My father wasn’t the religious type, though he was a church member. But my dad was a man of principle and of faith, and I know, a man of Christ.

Six years ago he came toward his final illness. He was in a Baptist Hospital in Oklahoma City. In the bed next to him was an elderly Baptist missionary pastor who had served Christ many years, and was in his last hours. Suddenly Dad’s roommate sat up in bed and said, “Lord Jesus, you’ve come for me.”

This scared my father! He wasn’t used to that kind of religion.

Then the Baptist minister lifted up both of his arms because Christ had come for him. Looking up with radiance in that sick face, he said, “Wait a minute, Lord Jesus. I’ve got someone I’ve got to pray for.” Then he fell back in bed. His hands came together, clasped in prayer. His lips moved. Then his eyes opened and the smile came back. He looked that look of love that can be looked only when perfect love is present.

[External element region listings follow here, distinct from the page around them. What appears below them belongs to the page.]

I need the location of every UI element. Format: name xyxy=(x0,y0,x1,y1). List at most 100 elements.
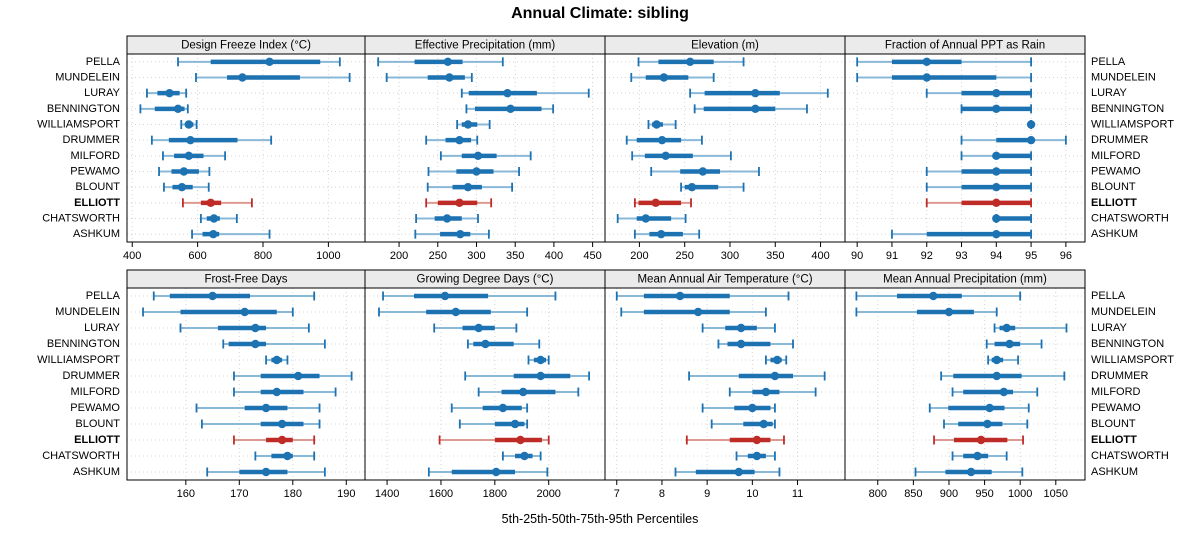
site-row-elliott xyxy=(633,198,692,208)
site-row-bennington xyxy=(465,104,555,114)
median-dot xyxy=(177,182,187,192)
median-dot xyxy=(992,104,1001,114)
median-dot xyxy=(536,355,545,365)
site-row-williamsport xyxy=(456,120,491,129)
site-row-chatsworth xyxy=(951,451,1008,461)
site-label-right-pewamo: PEWAMO xyxy=(1091,166,1141,178)
site-row-milford xyxy=(439,151,532,161)
tick-label: 200 xyxy=(390,250,408,262)
median-dot xyxy=(443,57,453,67)
median-dot xyxy=(510,419,520,429)
panel-border xyxy=(844,287,1086,481)
site-label-right-williamsport: WILLIAMSPORT xyxy=(1091,354,1174,366)
site-label-left-ashkum: ASHKUM xyxy=(73,466,120,478)
site-row-ashkum xyxy=(891,229,1032,239)
median-dot xyxy=(770,371,780,381)
tick-label: 850 xyxy=(904,488,922,500)
site-label-left-luray: LURAY xyxy=(84,87,121,99)
tick-label: 300 xyxy=(467,250,485,262)
panel-title: Elevation (m) xyxy=(691,40,759,52)
panel-border xyxy=(364,287,606,481)
median-dot xyxy=(283,451,292,461)
tick-label: 600 xyxy=(188,250,206,262)
site-row-ashkum xyxy=(914,467,1024,477)
site-row-elliott xyxy=(685,435,785,445)
site-row-blount xyxy=(163,182,210,192)
site-label-left-milford: MILFORD xyxy=(71,150,121,162)
site-row-luray xyxy=(146,88,188,98)
site-row-milford xyxy=(951,387,1039,397)
panel-title: Mean Annual Precipitation (mm) xyxy=(883,274,1047,286)
panel-header xyxy=(844,269,1086,289)
panel-border xyxy=(364,53,606,243)
median-dot xyxy=(186,135,195,145)
median-dot xyxy=(922,73,931,82)
site-row-luray xyxy=(179,323,310,333)
site-label-left-bennington: BENNINGTON xyxy=(47,338,120,350)
median-dot xyxy=(184,151,193,161)
site-row-elliott xyxy=(182,198,253,208)
median-dot xyxy=(165,88,174,98)
median-dot xyxy=(661,151,670,161)
site-row-mundelein xyxy=(378,307,529,317)
site-row-luray xyxy=(701,323,776,333)
site-row-pewamo xyxy=(158,167,211,176)
median-dot xyxy=(474,323,483,333)
site-row-pewamo xyxy=(925,167,1032,176)
median-dot xyxy=(209,214,219,223)
tick-label: 1600 xyxy=(429,488,453,500)
tick-label: 10 xyxy=(746,488,758,500)
median-dot xyxy=(992,182,1001,192)
tick-label: 900 xyxy=(940,488,958,500)
tick-label: 94 xyxy=(990,250,1002,262)
site-row-drummer xyxy=(425,135,479,145)
panel-effective-precipitation-mm: 200 250 300 350 400 450 Effective Precipitatio… xyxy=(364,35,606,262)
median-dot xyxy=(656,229,666,239)
panel-mean-annual-precipitation-mm: 800 850 900 950 1000 1050 Mean Annual Precipit… xyxy=(844,269,1086,500)
tick-label: 450 xyxy=(583,250,601,262)
site-label-left-chatsworth: CHATSWORTH xyxy=(42,213,120,225)
site-label-right-drummer: DRUMMER xyxy=(1091,134,1148,146)
median-dot xyxy=(1005,339,1014,349)
median-dot xyxy=(922,57,931,67)
tick-label: 95 xyxy=(1025,250,1037,262)
median-dot xyxy=(520,451,529,461)
median-dot xyxy=(734,467,743,477)
tick-label: 93 xyxy=(955,250,967,262)
median-dot xyxy=(208,291,217,301)
site-label-left-drummer: DRUMMER xyxy=(63,134,120,146)
site-label-left-pella: PELLA xyxy=(86,290,121,302)
site-row-blount xyxy=(710,419,776,429)
site-label-right-bennington: BENNINGTON xyxy=(1091,103,1164,115)
site-label-left-pella: PELLA xyxy=(86,56,121,68)
median-dot xyxy=(992,214,1001,223)
median-dot xyxy=(659,73,669,82)
tick-label: 1050 xyxy=(1044,488,1068,500)
site-label-right-williamsport: WILLIAMSPORT xyxy=(1091,119,1174,131)
site-label-right-elliott: ELLIOTT xyxy=(1091,434,1137,446)
panel-title: Frost-Free Days xyxy=(204,274,287,286)
median-dot xyxy=(184,120,193,129)
site-row-williamsport xyxy=(765,355,788,365)
site-label-right-blount: BLOUNT xyxy=(1091,418,1136,430)
site-row-chatsworth xyxy=(502,451,542,461)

“Thank you for waiting,” he said to Jesus. “I’ve prayed for him. Let’s go.” With that his arms fell to his side and he was gone.

I’m not positive what my father’s theology was about the triumphant ·church before then. But I know very well what my father believed in his last days, before he joined that great caravan of faith. He had seen the Church triumphant and it was beautiful!

What about you? Our fellow United Methodists? Our pastors? Our bishops? Are we really willing to be the Bride of Christ? To bear Him fruit and children of faith? Are we ready, as God’s people, to really be the Body of Christ? To minister as Jesus would today? Are we the Church which is willing to let the natural power of God flow through our lives? Do we welcome the living Spirit who cleanses and washes and challenges and lifts and empowers? Do we really believe in the Church triumphant? And do you and I, though our days may be few or many, and though we may be on the top or the bottom of social or material success … do we believe that all shall be made right when we are at His feet?

Dear people, pray for me. I pray for you, that together we may be God’s beautiful people. I pray that United Methodism may be the Church beautiful.